Lévi-Strauss montre, à la suite des travaux de James George Frazer (1854-1941), Elkin et Alfred Reginald Radcliffe-Brown (1881-1955), que le type idéal est le mariage symétrique simultané des cousins croisés, c’est-à-dire le cas où un frère et une sœur épousent simultanément leurs cousins croisés qui seraient également frère et sœur. Le cas classique de ce type d’échange se trouve dans certaines tribus australiennes, notamment chez les Arendas, ou encore chez les Karieras. Dans un tel cas de figure, la société est divisée en deux moitiés (cela implique que cette société se caractérise par une division de type dualiste), qui peuvent à leur tour se subdiviser chacune en deux sous-groupes. Ou les deux moitiés sont exogames, et leurs sous-groupes le sont également ; ou elles sont endogames, et c’est leurs sous-groupes qui sont exogames. Dans ce dernier cas, les sous-groupes sont reliés deux à deux et cette relation duelle inclut à la fois l’échange simultané des femmes et l’échange de dons et contre-dons (ou services et contre-services).

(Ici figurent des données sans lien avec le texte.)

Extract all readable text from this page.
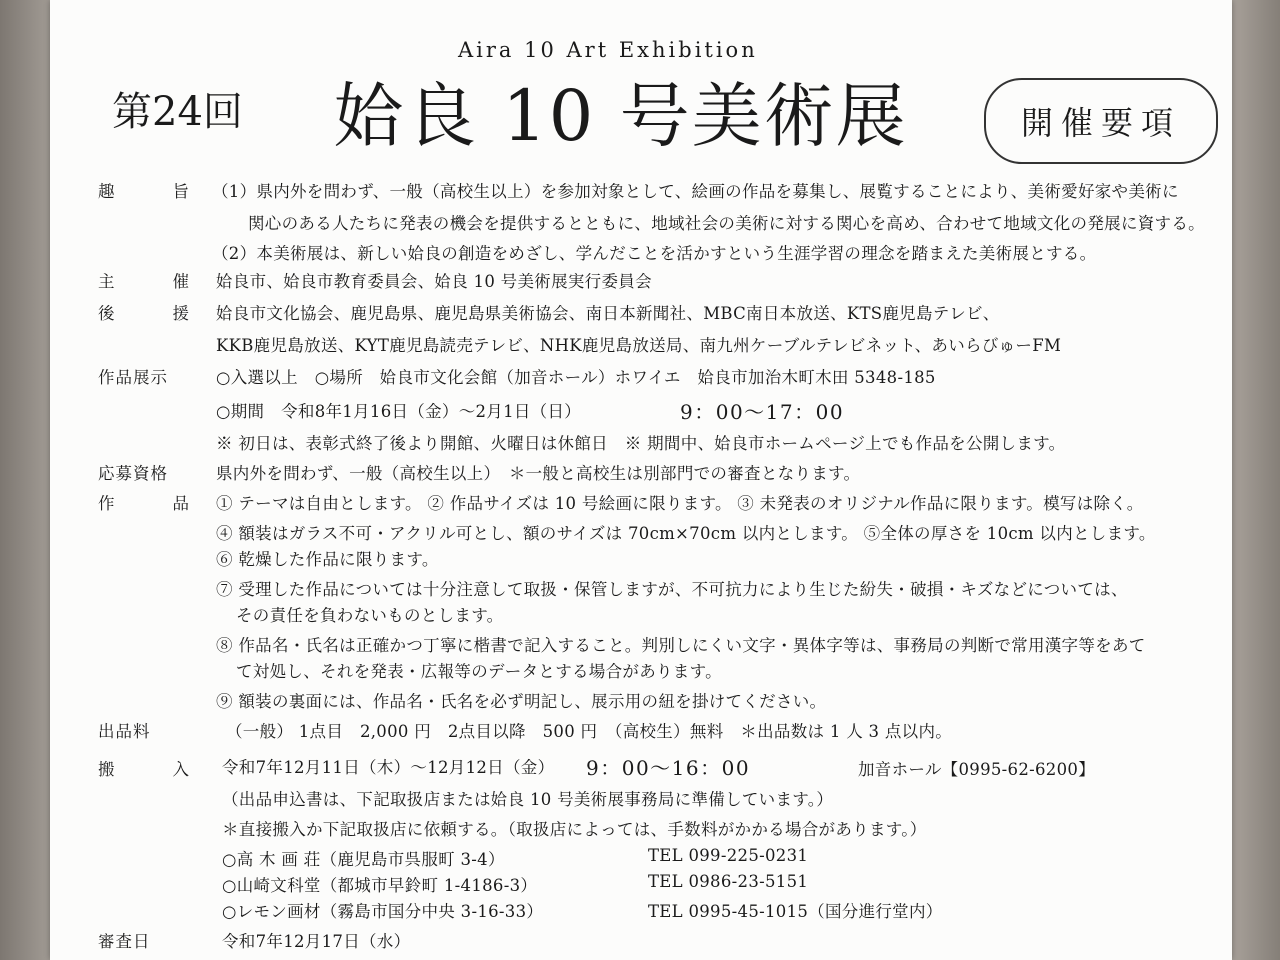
Aira 10 Art Exhibition
第24回 姶良 10 号美術展	開催要項
趣	旨 （1）県内外を問わず、一般（高校生以上）を参加対象として、絵画の作品を募集し、展覧することにより、美術愛好家や美術に
関心のある人たちに発表の機会を提供するとともに、地域社会の美術に対する関心を高め、合わせて地域文化の発展に資する。
（2）本美術展は、新しい姶良の創造をめざし、学んだことを活かすという生涯学習の理念を踏まえた美術展とする。
主	催 姶良市、姶良市教育委員会、姶良 10 号美術展実行委員会
後	援 姶良市文化協会、鹿児島県、鹿児島県美術協会、南日本新聞社、MBC南日本放送、KTS鹿児島テレビ、
KKB鹿児島放送、KYT鹿児島読売テレビ、NHK鹿児島放送局、南九州ケーブルテレビネット、あいらびゅーFM
作品展示	○入選以上　○場所　姶良市文化会館（加音ホール）ホワイエ　姶良市加治木町木田 5348-185
○期間　令和8年1月16日（金）～2月1日（日）	9：00～17：00
※ 初日は、表彰式終了後より開館、火曜日は休館日　※ 期間中、姶良市ホームページ上でも作品を公開します。
応募資格	県内外を問わず、一般（高校生以上）　＊一般と高校生は別部門での審査となります。
作	品 ① テーマは自由とします。 ② 作品サイズは 10 号絵画に限ります。 ③ 未発表のオリジナル作品に限ります。模写は除く。
④ 額装はガラス不可・アクリル可とし、額のサイズは 70cm×70cm 以内とします。 ⑤全体の厚さを 10cm 以内とします。
⑥ 乾燥した作品に限ります。
⑦ 受理した作品については十分注意して取扱・保管しますが、不可抗力により生じた紛失・破損・キズなどについては、
その責任を負わないものとします。
⑧ 作品名・氏名は正確かつ丁寧に楷書で記入すること。判別しにくい文字・異体字等は、事務局の判断で常用漢字等をあて
て対処し、それを発表・広報等のデータとする場合があります。
⑨ 額装の裏面には、作品名・氏名を必ず明記し、展示用の紐を掛けてください。
出品料	（一般） 1点目　2,000 円　2点目以降　500 円　（高校生）無料　＊出品数は 1 人 3 点以内。
搬	入 令和7年12月11日（木）～12月12日（金） 9：00～16：00	加音ホール【0995-62-6200】
（出品申込書は、下記取扱店または姶良 10 号美術展事務局に準備しています。）
＊直接搬入か下記取扱店に依頼する。（取扱店によっては、手数料がかかる場合があります。）
○高 木 画 荘（鹿児島市呉服町 3-4）	TEL 099-225-0231
○山崎文科堂（都城市早鈴町 1-4186-3）	TEL 0986-23-5151
○レモン画材（霧島市国分中央 3-16-33）	TEL 0995-45-1015（国分進行堂内）
審査日	令和7年12月17日（水）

   La thèse de Lévi-Strauss est de montrer que ce système, dit restreint, n’est qu’un cas particulier de l’échange généralisé. Il apparaît toujours selon lui en liaison avec une organisation tripartite. Quand les Bororos décrivent à Lévi-Strauss leur système de parenté, ils montrent que leur société est de type bipartite ; mais en réalité la description du fonctionnement fait apparaître une troisième entité. Chez les Bororos, deux moitiés exogamiques (matrilinéaires, dans ce peuple) se subdivisent en quatre clans exogamiques, eux-mêmes recouvrant trois sous-fractions : supérieure, moyenne et inférieure. Or un membre dans une fraction supérieure d’une moitié ne peut épouser dans l’autre moitié que la fraction supérieure : cela fait que le type dualiste de l’organisation n’est qu’apparent. Le mode de fonctionnement recouvre en réalité une organisation de type tripartite : supérieur, moyen et inférieur. Chaque groupe n’ayant aucun lien de parenté avec les deux autres, ce sont trois groupes endogames qui existent en fait dans l’échange.

2. L’échange généralisé

Il faut en fait revenir sur les deux types de cousins croisés des Bororos. Cette structure repose sur trois classes d’individus : 1° le sujet pris en référence, avec son groupe apparenté ; 2° les cousins croisés dont seule l’ascendance par les femmes est prise en compte pour la transmission du nom, du statut, de l’appartenance à une unité sociale (clan, sous-groupe, etc.) : ce sont les cousins croisés matrilinéaires ; 3° les cousins croisés dont l’ascendance prise en compte est celle des hommes : ce sont les cousins patrilinéaires. Lévi-Strauss, en reprenant les travaux de certains anthropologues comme Radcliffe-Brown, montre que les échanges préférentiels se situent entre plusieurs groupes, qui constituent ensemble autant d’étapes dans une relation circulaire fermée dans l’échange des femmes et des biens : A donne des femmes à B, qui en donne à X, qui en donne à A. Cette structure à trois n’est pas limitative ; un nombre croissant de groupes peut être intégré à cette relation. C’est pourquoi Lévi-Strauss l’appelle échange généralisé.